An additional component of this burner arrangement 10 is a film air ring 16 arranged in the mixing tube 13 (indicated by the dashed box in FIG. 1), the purpose of which is to energize the flow layers near to the wall in the mixing tube to such an extent that the fuel located in this region or adhering there cannot cause backfiring.
As can be seen from the abovementioned publication (see FIG. 1 of that document), two annular rows of holes are arranged axially in series in the known film air ring, said holes meeting certain requirements in terms of their number, diameter and spatial orientation. By means of these rows of holes, a predetermined air throughput is achieved, amounting approximately to 1% of the total air throughput of the burner.

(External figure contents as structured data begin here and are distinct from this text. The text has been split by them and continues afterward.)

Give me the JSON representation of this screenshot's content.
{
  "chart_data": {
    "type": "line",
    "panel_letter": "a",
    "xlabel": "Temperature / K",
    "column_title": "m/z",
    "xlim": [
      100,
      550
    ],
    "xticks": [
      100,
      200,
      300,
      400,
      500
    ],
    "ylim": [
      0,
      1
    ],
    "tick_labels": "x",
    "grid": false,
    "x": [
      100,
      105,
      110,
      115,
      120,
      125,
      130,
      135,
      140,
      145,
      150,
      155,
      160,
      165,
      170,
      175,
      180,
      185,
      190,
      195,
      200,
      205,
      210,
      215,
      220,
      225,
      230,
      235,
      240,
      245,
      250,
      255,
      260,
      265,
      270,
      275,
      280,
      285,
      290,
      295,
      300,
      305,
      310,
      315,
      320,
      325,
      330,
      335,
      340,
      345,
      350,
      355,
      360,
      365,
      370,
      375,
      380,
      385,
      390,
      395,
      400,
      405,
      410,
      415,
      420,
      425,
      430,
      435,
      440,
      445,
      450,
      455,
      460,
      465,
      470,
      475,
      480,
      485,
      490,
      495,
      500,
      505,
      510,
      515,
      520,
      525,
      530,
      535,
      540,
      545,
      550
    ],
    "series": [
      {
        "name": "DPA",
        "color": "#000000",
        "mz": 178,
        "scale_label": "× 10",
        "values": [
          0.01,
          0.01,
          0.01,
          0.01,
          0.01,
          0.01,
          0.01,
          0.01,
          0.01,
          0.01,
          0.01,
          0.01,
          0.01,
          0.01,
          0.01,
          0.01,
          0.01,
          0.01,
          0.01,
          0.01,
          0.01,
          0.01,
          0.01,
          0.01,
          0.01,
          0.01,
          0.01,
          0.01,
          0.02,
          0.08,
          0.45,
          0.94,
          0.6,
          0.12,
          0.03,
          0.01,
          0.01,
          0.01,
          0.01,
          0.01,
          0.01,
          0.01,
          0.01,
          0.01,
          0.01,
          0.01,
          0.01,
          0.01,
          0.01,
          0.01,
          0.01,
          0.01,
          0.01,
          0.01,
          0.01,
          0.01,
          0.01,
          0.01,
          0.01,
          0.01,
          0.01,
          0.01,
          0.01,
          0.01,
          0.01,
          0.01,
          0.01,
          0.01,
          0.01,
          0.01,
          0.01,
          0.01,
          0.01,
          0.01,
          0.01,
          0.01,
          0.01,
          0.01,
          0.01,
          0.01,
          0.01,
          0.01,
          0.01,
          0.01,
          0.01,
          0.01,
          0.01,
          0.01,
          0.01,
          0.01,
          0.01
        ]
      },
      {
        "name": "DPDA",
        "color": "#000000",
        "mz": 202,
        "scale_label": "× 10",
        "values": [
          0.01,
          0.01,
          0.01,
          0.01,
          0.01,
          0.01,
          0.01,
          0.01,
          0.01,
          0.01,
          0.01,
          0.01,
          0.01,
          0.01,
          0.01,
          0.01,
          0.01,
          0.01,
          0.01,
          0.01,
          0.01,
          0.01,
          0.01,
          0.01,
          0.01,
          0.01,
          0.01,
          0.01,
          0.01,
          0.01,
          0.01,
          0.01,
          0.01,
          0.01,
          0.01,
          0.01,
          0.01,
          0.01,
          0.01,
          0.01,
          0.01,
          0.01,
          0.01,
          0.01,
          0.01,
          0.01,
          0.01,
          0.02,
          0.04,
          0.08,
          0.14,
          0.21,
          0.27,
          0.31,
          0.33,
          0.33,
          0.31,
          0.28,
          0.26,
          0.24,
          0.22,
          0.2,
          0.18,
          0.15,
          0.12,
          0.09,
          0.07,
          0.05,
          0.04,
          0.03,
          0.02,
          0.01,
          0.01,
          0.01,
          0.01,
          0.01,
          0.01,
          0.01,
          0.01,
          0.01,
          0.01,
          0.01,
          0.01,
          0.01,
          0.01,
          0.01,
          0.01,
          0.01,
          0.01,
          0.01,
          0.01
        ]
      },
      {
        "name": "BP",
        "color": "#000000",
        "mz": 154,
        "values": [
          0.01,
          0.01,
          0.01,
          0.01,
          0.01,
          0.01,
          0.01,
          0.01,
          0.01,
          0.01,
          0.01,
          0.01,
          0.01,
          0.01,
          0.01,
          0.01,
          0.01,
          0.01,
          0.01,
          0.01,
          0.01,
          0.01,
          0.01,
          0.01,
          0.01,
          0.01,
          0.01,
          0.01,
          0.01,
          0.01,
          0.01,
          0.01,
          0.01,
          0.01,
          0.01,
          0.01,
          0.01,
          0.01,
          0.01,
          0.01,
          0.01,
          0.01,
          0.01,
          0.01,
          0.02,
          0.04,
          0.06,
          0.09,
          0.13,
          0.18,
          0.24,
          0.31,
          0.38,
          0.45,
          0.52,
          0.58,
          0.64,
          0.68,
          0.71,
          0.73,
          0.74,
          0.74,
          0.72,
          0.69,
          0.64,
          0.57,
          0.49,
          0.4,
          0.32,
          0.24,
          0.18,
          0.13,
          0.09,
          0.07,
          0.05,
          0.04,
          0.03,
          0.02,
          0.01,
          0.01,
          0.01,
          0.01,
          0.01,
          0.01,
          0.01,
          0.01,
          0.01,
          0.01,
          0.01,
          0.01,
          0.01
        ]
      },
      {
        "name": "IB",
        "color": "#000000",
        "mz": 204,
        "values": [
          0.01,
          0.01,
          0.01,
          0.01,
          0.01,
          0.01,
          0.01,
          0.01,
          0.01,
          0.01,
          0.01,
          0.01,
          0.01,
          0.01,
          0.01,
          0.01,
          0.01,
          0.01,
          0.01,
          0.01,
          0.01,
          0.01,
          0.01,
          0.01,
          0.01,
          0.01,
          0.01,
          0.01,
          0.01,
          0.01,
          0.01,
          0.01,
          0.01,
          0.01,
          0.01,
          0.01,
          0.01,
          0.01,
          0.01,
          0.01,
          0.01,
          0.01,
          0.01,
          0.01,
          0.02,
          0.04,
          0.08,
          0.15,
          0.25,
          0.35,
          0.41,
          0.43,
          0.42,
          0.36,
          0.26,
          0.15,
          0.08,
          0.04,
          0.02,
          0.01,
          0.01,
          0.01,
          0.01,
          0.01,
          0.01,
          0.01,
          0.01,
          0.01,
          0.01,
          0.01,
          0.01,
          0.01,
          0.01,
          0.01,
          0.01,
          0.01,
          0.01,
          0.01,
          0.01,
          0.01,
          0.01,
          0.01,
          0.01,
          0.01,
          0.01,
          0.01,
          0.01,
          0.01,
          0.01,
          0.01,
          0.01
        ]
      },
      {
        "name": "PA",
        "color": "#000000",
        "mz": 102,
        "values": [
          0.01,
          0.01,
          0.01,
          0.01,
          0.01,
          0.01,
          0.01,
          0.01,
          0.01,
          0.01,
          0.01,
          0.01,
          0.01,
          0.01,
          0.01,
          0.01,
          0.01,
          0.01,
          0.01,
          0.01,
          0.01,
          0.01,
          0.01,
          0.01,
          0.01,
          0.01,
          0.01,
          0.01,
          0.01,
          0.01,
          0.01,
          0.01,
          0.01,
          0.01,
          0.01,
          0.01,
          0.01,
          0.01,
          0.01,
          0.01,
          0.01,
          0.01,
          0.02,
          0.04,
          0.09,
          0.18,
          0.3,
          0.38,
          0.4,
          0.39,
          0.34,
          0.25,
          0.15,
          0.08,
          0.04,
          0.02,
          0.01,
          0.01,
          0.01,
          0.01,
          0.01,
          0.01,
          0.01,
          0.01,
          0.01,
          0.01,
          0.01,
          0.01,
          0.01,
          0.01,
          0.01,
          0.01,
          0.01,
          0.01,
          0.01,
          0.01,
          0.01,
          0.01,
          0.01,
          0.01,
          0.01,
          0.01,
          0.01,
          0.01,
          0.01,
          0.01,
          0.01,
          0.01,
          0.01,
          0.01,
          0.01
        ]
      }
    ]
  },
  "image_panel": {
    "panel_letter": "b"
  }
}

If fuels other than natural gas are burned in such a burner arrangement, the fuel is often trapped close to the wall of the mixing tube 13 in zones of low flow velocity. This then causes backfiring into the premix burner 11:                In the case of dry oil: high-pressure combustion tests under certain operating conditions have shown that oil strikes the walls of the mixing tube.        In the case of H2-rich fuels: LIF tests and combustion tests at 1 atm have confirmed that the comparatively low density of these fuels (especially as they are at relatively high temperatures, typically 150-350° C.) means a low penetration depth and a high risk that the fuel will readhere to the walls of the mixing tube.        
Experience in the development of burners for dry oil and H2-rich fuels has indicated that it might be useful to increase the film air quantity in order to further energize the boundary layers near to the wall (i.e. to increase the local flow velocities) and thus avoid the risk of backfiring. Another factor contributing to this result is that the fuel concentration near to the wall is minimized. Normally, this could be achieved by increasing the cross section of the holes in the film air ring 16 (i.e. by boring the holes to a larger diameter). However, this leads to more powerful air jets, which penetrate the main flow in the mixing tube and no longer generate a film near to the wall. This is counterproductive for two reasons:                The boundary layer near to the wall is no longer energized, and the lower local velocities that result therefore promote the occurrence of backfiring.        The more powerful air jets penetrate the main flow and generate severe turbulence and a turbulent wake. Fuel caught in these vortices has a greatly prolonged dwell time in the mixing tube owing to the low local velocities there, and is correspondingly easy to ignite and can thus lead to backfiring.